The winter game

Very pleased my husband was able to get us tickets to the Bledisloe cup test match today (an important rugby match between NZ and Australia, for the uninitiated).

The stadium is just a ten minute walk from our house. At first it seemed weird to be going to a game in daylight, in spring, but then the Wellington weather lent a hand to make it seem more seasonal. I was all dressed in black and I was starting to feel a little chilly as soon as we left the house. To start with it wasn’t too bad, the national anthems and the haka warmed me up and once the game started it was just lovely to be at a huge sporting event, as part of an enormous crowd (attendance 31,000) which has been such a rarity in recent times. The pundits had a predicted an All Black whitewash but it soon became clear the Wallabies had really improved since the World Cup, and it was going to be a much closer game than expected. By the second half, however, I was starting to shiver uncontrollably. There was a persistent icy swirling wind and the rain had set in, and in spite of three layers of icebreaker on top and supposedly shower proof trousers that appeared more water absorbent than repellent, I was really feeling the cold.

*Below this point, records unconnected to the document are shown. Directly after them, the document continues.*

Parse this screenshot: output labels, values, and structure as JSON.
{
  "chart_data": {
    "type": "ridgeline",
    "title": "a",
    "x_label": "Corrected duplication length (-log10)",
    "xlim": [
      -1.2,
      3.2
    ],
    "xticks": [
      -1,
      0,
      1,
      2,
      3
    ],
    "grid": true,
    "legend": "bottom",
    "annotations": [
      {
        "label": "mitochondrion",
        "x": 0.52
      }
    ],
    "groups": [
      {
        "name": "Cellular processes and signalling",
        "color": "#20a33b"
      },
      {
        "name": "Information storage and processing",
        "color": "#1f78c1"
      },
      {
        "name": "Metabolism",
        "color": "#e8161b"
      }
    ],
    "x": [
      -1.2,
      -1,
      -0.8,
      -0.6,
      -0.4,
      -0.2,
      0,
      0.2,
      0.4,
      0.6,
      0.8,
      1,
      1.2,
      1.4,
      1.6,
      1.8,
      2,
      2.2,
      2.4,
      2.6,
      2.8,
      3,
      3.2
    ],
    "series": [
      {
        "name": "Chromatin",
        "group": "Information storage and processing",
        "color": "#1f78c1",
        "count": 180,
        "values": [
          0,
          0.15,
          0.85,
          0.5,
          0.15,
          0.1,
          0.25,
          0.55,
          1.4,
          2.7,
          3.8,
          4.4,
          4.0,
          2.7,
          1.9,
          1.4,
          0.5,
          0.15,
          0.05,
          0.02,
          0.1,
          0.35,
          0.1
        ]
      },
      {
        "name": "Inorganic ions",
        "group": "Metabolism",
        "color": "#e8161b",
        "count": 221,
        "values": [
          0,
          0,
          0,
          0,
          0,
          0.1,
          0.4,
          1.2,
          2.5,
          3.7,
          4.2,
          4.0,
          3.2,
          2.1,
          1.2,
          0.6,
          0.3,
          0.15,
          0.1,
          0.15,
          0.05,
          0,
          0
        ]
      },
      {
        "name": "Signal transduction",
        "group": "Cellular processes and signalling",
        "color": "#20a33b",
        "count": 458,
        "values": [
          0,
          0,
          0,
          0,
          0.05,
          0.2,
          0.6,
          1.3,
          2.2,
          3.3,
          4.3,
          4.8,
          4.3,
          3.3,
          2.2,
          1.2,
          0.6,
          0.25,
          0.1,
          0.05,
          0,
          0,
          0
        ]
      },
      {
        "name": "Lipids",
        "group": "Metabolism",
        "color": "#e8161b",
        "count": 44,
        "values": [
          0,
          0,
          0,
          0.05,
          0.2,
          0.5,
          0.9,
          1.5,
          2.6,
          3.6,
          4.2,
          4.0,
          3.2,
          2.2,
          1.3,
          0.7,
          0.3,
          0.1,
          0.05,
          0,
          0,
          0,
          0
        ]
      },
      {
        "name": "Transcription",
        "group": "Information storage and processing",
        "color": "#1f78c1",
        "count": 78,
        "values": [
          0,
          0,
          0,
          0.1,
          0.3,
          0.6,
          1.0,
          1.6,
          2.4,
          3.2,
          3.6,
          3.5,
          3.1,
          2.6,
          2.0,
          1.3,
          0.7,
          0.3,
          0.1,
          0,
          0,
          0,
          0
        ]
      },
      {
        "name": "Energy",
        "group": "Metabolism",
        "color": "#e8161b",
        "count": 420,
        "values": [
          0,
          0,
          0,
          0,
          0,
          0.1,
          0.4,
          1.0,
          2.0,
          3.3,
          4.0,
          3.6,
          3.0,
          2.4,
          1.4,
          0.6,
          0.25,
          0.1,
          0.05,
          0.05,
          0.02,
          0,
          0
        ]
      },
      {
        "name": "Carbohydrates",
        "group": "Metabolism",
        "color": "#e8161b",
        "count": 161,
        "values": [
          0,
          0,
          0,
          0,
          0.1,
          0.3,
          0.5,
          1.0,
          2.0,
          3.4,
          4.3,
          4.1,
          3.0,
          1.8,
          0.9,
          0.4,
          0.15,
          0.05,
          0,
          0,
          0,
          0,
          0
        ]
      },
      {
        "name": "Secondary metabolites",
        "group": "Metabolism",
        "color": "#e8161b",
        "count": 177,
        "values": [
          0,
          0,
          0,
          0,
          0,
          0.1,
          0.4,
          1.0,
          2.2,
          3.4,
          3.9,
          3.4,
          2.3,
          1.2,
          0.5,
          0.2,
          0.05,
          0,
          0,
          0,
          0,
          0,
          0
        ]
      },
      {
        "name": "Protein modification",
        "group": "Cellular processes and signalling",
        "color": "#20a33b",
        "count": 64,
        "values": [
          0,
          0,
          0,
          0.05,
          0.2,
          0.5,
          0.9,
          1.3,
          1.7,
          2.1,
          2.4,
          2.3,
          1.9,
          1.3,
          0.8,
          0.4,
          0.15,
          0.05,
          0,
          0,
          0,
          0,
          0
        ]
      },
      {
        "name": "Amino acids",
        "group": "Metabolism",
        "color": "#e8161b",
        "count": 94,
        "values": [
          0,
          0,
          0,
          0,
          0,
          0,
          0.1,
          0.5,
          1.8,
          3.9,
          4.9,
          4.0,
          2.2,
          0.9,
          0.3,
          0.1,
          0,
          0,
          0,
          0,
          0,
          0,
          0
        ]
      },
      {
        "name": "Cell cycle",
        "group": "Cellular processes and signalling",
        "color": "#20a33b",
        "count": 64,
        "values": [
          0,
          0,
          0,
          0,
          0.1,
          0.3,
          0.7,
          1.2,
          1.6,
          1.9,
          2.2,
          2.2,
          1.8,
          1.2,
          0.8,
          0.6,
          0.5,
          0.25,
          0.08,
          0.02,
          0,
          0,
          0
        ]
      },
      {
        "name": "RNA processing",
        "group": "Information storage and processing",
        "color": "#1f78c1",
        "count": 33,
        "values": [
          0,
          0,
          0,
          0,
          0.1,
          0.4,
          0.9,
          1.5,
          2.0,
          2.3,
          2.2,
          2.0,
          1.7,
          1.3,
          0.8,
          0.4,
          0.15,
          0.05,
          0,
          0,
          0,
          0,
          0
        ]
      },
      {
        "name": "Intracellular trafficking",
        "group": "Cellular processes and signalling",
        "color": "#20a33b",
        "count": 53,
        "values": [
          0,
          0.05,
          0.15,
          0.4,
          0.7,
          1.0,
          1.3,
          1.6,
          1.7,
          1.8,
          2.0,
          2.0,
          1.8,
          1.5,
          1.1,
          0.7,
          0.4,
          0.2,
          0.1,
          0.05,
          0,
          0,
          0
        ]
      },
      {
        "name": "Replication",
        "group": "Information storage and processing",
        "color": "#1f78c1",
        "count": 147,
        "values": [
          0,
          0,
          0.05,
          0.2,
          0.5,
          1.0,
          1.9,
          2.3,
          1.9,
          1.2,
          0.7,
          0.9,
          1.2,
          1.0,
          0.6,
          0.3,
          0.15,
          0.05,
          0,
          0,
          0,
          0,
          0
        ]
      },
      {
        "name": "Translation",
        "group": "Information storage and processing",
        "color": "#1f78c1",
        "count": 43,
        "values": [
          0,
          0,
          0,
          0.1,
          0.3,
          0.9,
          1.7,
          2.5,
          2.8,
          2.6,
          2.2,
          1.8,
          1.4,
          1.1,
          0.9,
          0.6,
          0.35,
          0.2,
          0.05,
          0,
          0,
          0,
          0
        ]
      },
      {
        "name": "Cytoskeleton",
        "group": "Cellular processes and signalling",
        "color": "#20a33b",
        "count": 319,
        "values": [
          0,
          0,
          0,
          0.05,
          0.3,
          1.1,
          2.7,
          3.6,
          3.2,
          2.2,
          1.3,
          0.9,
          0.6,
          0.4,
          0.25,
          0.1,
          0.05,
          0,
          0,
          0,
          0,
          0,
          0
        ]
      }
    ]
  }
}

Putting on a brave face in spite of a plummeting core temperature 

I had to borrow a better prepared friends jumper to stave off hypothermia. I’m glad I did because the last eight minutes of the game, after the full time hooter had gone, were the most exciting of the whole game. In the end it was a 16 all draw which was probably fair. Simon and I then scuttled home as fast as we could to get out of the cold, and put on the jug for our friends who were coming round for a post match cup of tea and a chance to warm up.

It was only then that I discovered that several colleagues had spent the game lording it up in a corporate box, care of the private hospital which I also work at but apparently am insufficiently valuable to, to be shown such generosity. I will of course name and shame them in next week’s departmental newsletter but that will not be enough to soothe my hurt. I have been reliably informed that it was a very pleasant (and warm) experience, the only down side being that, like flying business class, it will be very difficult to go back to the cheap seats with the hoi polloi. A chance would be a fine thing. Although I did hear that there was one particular surgeon who insisted on talking loudly, mostly about himself, for the entire game, which would have got old pretty quickly. I get enough of that at work.

To cheer myself up, once everyone had left I took the opportunity to finish my Lake Wanaka conference jigsaw puzzle.

Unfortunately it appears that a piece of sky is missing. I’ve since been informed that a pathologist whom we had showed hospitality to after the game, with a cup of sugary English Breakfast and a biscuit, might have been responsible. I can only guess as an unconscious professional habit of needing to take a little specimen of anything she comes across to look at more closely later on, or otherwise purely in a spirit of mischievousness. Either way, the puzzle is back in it’s box now, so will have to remain “the one that got away”.